The students converging on the Florida state capitol to make their protest are certainly determined to see change. Sixteen-year-old Noah Kaufman, for example, told reporters: “We’re here to ask for change and we’re confident change will happen. We know the issues, and we know who is with us and who isn’t.”

As it happens, and against the form book, Donald Trump has taken it upon himself to do something about gun control. He has used his executive powers creatively, for a change, and ordered that “bump stop” devices, which turn guns into assault rifles, will be subject to the same sort of checks that currently apply to firearms.

The White House has added that Mr Trump is open to backing a bipartisan bill in the Senate to make the federal agency background check system more reliable, though the millions of checks required every year across 50 states originating with sometimes devious and criminal individuals will always make this a challenging task.

That, though, is it for the time being at least, and even that modest step is liable to run into opposition from the National Rifle Association (NRA). It may be, though, that this unusually stubborn President may have his heart and mind moved after a “listening session” with students, teachers and parents involved in the Florida shooting as well as people caught up in the 2012 massacre at Sandy Hook Elementary School in Connecticut and the 1999 mass shooting at Columbine High School in Colorado. Pure speculation, but it is also possible that Mr Trump’s daughter Ivanka might, privately, also influence him in the direction of sanity, although her “hearts and prayers” immediate public reaction wasn’t encouraging.

Trump announces ban on gun modifications like bump stocks used in Las Vegas massacre

Mr Trump has publicly asked why his predecessor Barack Obama and his Democratic colleagues didn’t do more about guns when they had control of Congress a decade ago. It’s a reasonable-sounding question, but in reality little more than a debating point, because the truth is that the gun lobby and indeed American public sentiment is such that gun control remains a deeply controversial and problematic issue for lawmakers of any party – and they know it. They are all vulnerable to ejection at the primary or election stage to claims that they are betraying the spirit of the Second Amendment and desecrating the right to bear arms. The Democrats who criticise Mr Trump now may be hypocrites, while he was elected on an unashamed “gun rights” agenda, but it is beside the point. The problem is that anyone who runs for office in America outside of a few liberal enclaves risks their career by advocating restrictions of the acquisition, carrying and use of guns.
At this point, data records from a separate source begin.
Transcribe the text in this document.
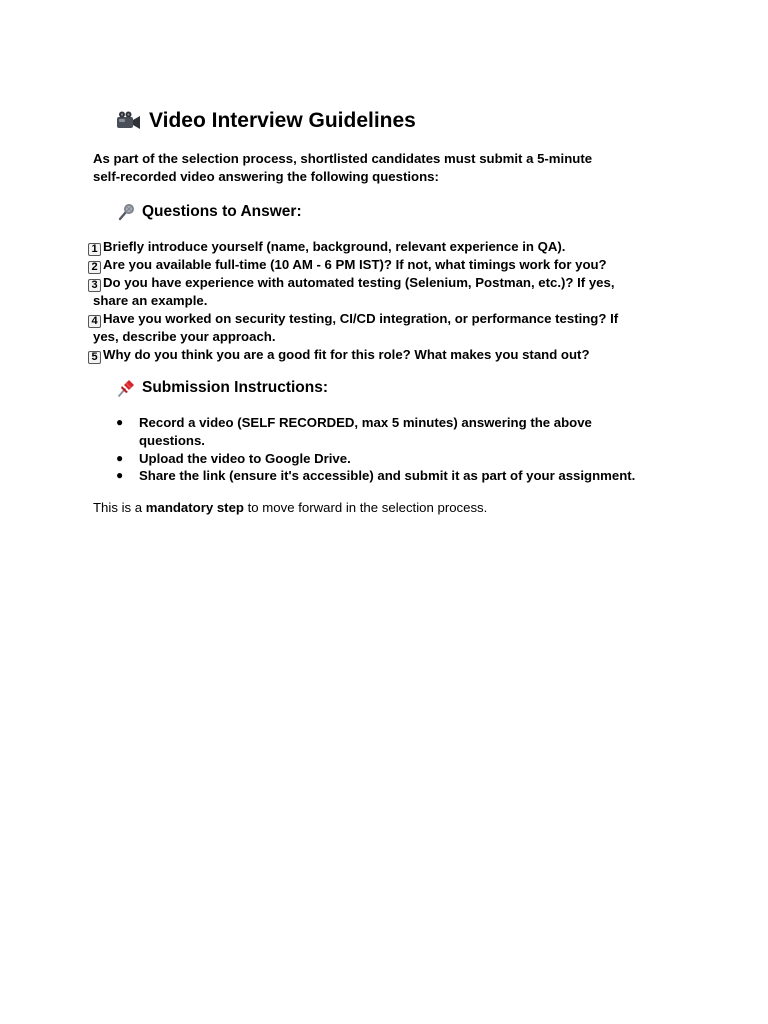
Video Interview Guidelines
As part of the selection process, shortlisted candidates must submit a 5-minute
self-recorded video answering the following questions:
Questions to Answer:
1 Briefly introduce yourself (name, background, relevant experience in QA).
2 Are you available full-time (10 AM - 6 PM IST)? If not, what timings work for you?
3 Do you have experience with automated testing (Selenium, Postman, etc.)? If yes,
share an example.
4 Have you worked on security testing, CI/CD integration, or performance testing? If
yes, describe your approach.
5 Why do you think you are a good fit for this role? What makes you stand out?
Submission Instructions:
● Record a video (SELF RECORDED, max 5 minutes) answering the above
questions.
● Upload the video to Google Drive.
● Share the link (ensure it's accessible) and submit it as part of your assignment.
This is a mandatory step to move forward in the selection process.
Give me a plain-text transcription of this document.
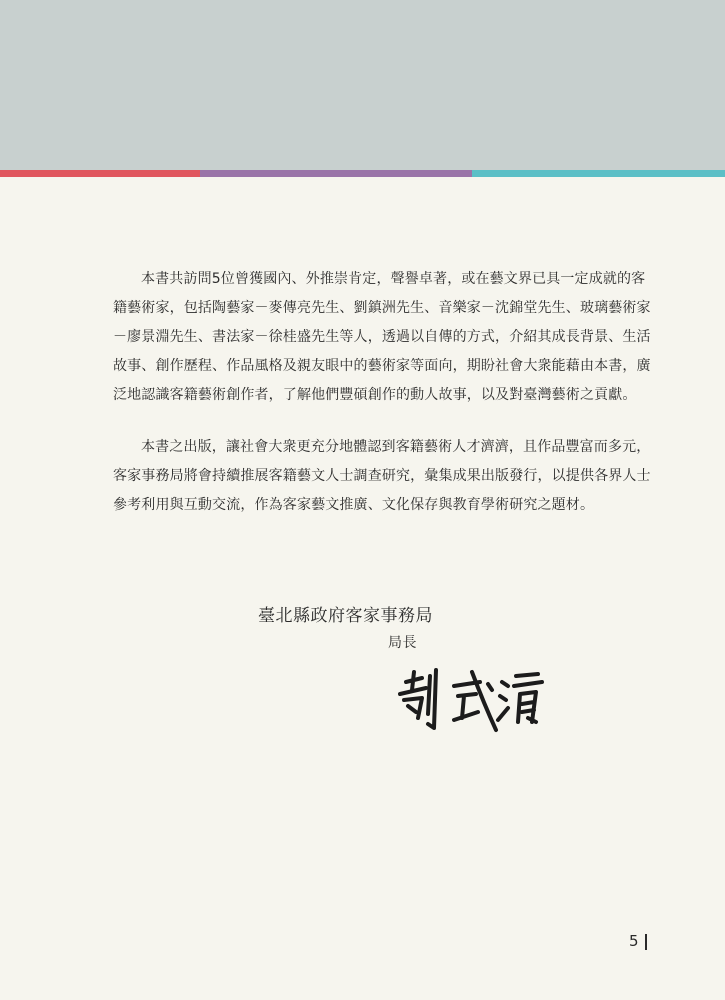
本書共訪問5位曾獲國內、外推崇肯定，聲譽卓著，或在藝文界已具一定成就的客
籍藝術家，包括陶藝家－麥傳亮先生、劉鎮洲先生、音樂家－沈錦堂先生、玻璃藝術家
－廖景淵先生、書法家－徐桂盛先生等人，透過以自傳的方式，介紹其成長背景、生活
故事、創作歷程、作品風格及親友眼中的藝術家等面向，期盼社會大衆能藉由本書，廣
泛地認識客籍藝術創作者，了解他們豐碩創作的動人故事，以及對臺灣藝術之貢獻。
本書之出版，讓社會大衆更充分地體認到客籍藝術人才濟濟，且作品豐富而多元，
客家事務局將會持續推展客籍藝文人士調查研究，彙集成果出版發行，以提供各界人士
參考利用與互動交流，作為客家藝文推廣、文化保存與教育學術研究之題材。
臺北縣政府客家事務局
局長
5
A half century ago, President Lyndon B Johnson, a far more effective operator than either Mr Obama or Mr Trump, and who for a time enjoyed landslide majorities in both houses, signed into law the 1968 Gun Control Act. Note the date: it took five years from the assassination of Kennedy to persuade the Congress to change the law even to a limited degree – at that time finally banning the mail-order sale of firearms, which is how Lee Harvey Oswald got his hands on his “6.5 Italian carbine”. The reform was opposed by the NRA. At the time, Johnson declared: “If guns are to be kept out of the hands of the criminal, out of the hands of the insane, and out of the hands of the irresponsible, then we must have licensing. The voices that blocked these safeguards were not the voices of an aroused nation. They were the voices of a powerful lobby, a gun lobby.” Johnson managed to simultaneously revolutionise civil rights, voting rights, fight a war in Vietnam and push through a vast expansion in America’s welfare system, the Great Society, but the NRA thwarted him.

The pattern has been the same ever since; shock followed by some impetus to reform, followed by delay and slow, slow progress, sometimes reversed. It took more than a decade after John Hinckley shot Ronald Reagan to secure a five-day waiting period for approval to acquire a firearm, which has since been watered down. Congress approved an assault weapons ban in 1994, but scrapped it during the neo-con ascendancy in 2004.

Still, the persistent power of the lobby and of public opinion is no reason to give up the campaign, and every modest step forward erodes the (in fact fictional) notion that the right to bear arms is unconditional. The Second Amendment has, in effect, been itself amended many times, and it can be amended again. Yet even if there was an immediate ban on the sale of new weapons, the stock of pistols, rifles, guns and assault weapons accumulated in the US over the past century and more would keep the mad and the evil in weaponry for many years to come. Gun control, elusive as it is, is only the start of an answer to America’s gun problem.